Effects of Annealing on Phase Transformation and Corrosion Mechanism of Severely Deformed Al 0.3 CoCrFeNi High-Entropy Alloy

The effects of transitional phase states on corrosion behavior in the equiatomic-derived high-entropy alloy Al₀.₃CoCrFeNi were investigated following 90% cold-rolling and subsequent isothermal annealing at 620°C for durations ranging from 1 to 50 hours. Electron and X-ray diffraction analysis reveal a progressive transformation from single-phase FCC to an FCC + B2 + σ trinity.

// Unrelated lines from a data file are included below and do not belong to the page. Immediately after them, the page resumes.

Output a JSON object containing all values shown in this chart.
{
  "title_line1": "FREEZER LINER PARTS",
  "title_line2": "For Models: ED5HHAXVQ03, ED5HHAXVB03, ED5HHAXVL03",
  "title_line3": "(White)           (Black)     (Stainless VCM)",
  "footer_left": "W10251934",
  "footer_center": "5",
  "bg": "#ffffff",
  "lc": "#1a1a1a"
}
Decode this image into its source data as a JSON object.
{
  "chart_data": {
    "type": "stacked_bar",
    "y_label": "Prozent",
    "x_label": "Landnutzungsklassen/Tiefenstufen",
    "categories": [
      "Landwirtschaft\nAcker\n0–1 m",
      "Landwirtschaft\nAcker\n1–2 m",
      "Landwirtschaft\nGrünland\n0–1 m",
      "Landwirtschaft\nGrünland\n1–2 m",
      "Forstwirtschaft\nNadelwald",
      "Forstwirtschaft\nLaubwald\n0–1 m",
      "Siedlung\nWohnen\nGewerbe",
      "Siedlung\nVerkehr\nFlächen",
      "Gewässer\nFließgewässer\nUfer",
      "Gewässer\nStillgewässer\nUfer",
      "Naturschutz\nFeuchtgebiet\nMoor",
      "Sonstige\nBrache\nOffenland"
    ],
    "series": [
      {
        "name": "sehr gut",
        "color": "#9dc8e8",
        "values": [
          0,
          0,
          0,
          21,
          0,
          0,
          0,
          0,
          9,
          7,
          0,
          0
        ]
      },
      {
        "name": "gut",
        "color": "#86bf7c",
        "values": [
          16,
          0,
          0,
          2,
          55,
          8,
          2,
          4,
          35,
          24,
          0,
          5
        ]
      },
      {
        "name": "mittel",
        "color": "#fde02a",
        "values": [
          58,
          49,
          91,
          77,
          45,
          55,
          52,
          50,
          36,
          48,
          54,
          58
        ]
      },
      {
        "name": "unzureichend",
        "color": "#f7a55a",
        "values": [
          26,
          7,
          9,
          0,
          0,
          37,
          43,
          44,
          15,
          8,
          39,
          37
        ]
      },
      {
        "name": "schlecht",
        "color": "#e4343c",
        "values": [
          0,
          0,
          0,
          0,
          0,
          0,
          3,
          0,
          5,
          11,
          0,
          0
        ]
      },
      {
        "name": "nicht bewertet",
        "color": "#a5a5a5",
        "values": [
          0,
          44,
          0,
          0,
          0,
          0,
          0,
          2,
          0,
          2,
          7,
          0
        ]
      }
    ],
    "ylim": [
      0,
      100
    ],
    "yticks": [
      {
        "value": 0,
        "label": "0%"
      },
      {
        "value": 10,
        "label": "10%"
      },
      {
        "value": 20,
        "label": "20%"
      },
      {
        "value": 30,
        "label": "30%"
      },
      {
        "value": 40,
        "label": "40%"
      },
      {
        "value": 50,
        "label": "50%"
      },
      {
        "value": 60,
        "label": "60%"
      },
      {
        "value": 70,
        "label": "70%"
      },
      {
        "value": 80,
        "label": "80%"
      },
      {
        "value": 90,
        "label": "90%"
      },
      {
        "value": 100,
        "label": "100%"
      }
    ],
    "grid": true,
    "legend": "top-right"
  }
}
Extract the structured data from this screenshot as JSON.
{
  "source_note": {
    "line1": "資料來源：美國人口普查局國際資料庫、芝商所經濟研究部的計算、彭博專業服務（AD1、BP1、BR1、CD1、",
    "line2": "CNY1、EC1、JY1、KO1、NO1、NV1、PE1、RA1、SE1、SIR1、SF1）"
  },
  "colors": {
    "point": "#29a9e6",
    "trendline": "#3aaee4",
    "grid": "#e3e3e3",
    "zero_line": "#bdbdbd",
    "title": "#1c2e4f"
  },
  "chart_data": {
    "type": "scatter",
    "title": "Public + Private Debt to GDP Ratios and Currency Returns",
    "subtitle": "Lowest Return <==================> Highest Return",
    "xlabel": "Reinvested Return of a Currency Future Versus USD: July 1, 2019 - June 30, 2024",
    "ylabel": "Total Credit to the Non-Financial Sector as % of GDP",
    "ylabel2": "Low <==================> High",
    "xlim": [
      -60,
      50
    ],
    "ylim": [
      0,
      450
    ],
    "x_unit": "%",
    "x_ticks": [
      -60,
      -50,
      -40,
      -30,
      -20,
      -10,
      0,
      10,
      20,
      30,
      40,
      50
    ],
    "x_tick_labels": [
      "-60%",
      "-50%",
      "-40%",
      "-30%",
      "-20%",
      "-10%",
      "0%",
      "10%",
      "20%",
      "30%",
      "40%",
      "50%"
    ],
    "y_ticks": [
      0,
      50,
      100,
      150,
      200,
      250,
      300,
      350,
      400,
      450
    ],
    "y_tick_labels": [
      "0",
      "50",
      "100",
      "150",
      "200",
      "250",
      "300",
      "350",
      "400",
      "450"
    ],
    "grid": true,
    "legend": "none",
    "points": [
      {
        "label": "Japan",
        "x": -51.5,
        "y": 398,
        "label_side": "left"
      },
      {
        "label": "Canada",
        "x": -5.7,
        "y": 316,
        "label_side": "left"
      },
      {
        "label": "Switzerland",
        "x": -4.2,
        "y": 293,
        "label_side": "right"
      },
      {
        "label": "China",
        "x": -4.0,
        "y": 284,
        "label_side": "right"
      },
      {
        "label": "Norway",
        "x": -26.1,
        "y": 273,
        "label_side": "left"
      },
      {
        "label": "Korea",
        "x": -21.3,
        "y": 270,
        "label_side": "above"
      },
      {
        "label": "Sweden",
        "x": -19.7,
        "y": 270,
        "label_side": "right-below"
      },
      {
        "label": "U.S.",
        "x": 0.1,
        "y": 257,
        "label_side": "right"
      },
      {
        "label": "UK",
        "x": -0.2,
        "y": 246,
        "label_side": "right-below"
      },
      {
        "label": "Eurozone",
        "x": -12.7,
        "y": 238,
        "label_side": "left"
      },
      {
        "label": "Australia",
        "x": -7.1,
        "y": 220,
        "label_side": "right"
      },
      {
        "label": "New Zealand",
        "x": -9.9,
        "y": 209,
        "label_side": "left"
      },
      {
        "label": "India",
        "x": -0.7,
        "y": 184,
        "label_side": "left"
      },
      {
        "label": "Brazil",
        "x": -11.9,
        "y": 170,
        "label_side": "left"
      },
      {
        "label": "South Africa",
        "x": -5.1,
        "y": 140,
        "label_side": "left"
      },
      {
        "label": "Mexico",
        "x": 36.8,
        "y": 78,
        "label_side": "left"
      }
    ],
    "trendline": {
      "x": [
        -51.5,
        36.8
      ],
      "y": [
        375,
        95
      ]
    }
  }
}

Nano-scale B2 and σ nuclei emerge within partially recrystallized grains after 1–2 h, lowering the cold rolling micro-strain from 0.26 to 0.13. This heterogeneous state has the maximum hardness (552 VHN) while enlarging the chloride-passive window by > 200 mV relative to the solutionized material. Prolonged annealing (> 10 h) coarsens the intermetallics and exhausts Al from the matrix, thereby reducing pitting resistance due to the loss of protective Al₂O₃ film. Characterization by electron microscopy and atom probe tomography reveals that Al-rich B2 nuclei are the primary Al sink that compromises Al ₂ O ₃ formation at long times. The results demonstrate that a narrowly defined heat-treatment window balances strengthening with passivation in Al _0.3 CoCrFeNi, providing a mechanistic blueprint for designing corrosion-tolerant high-entropy alloys (HEAs).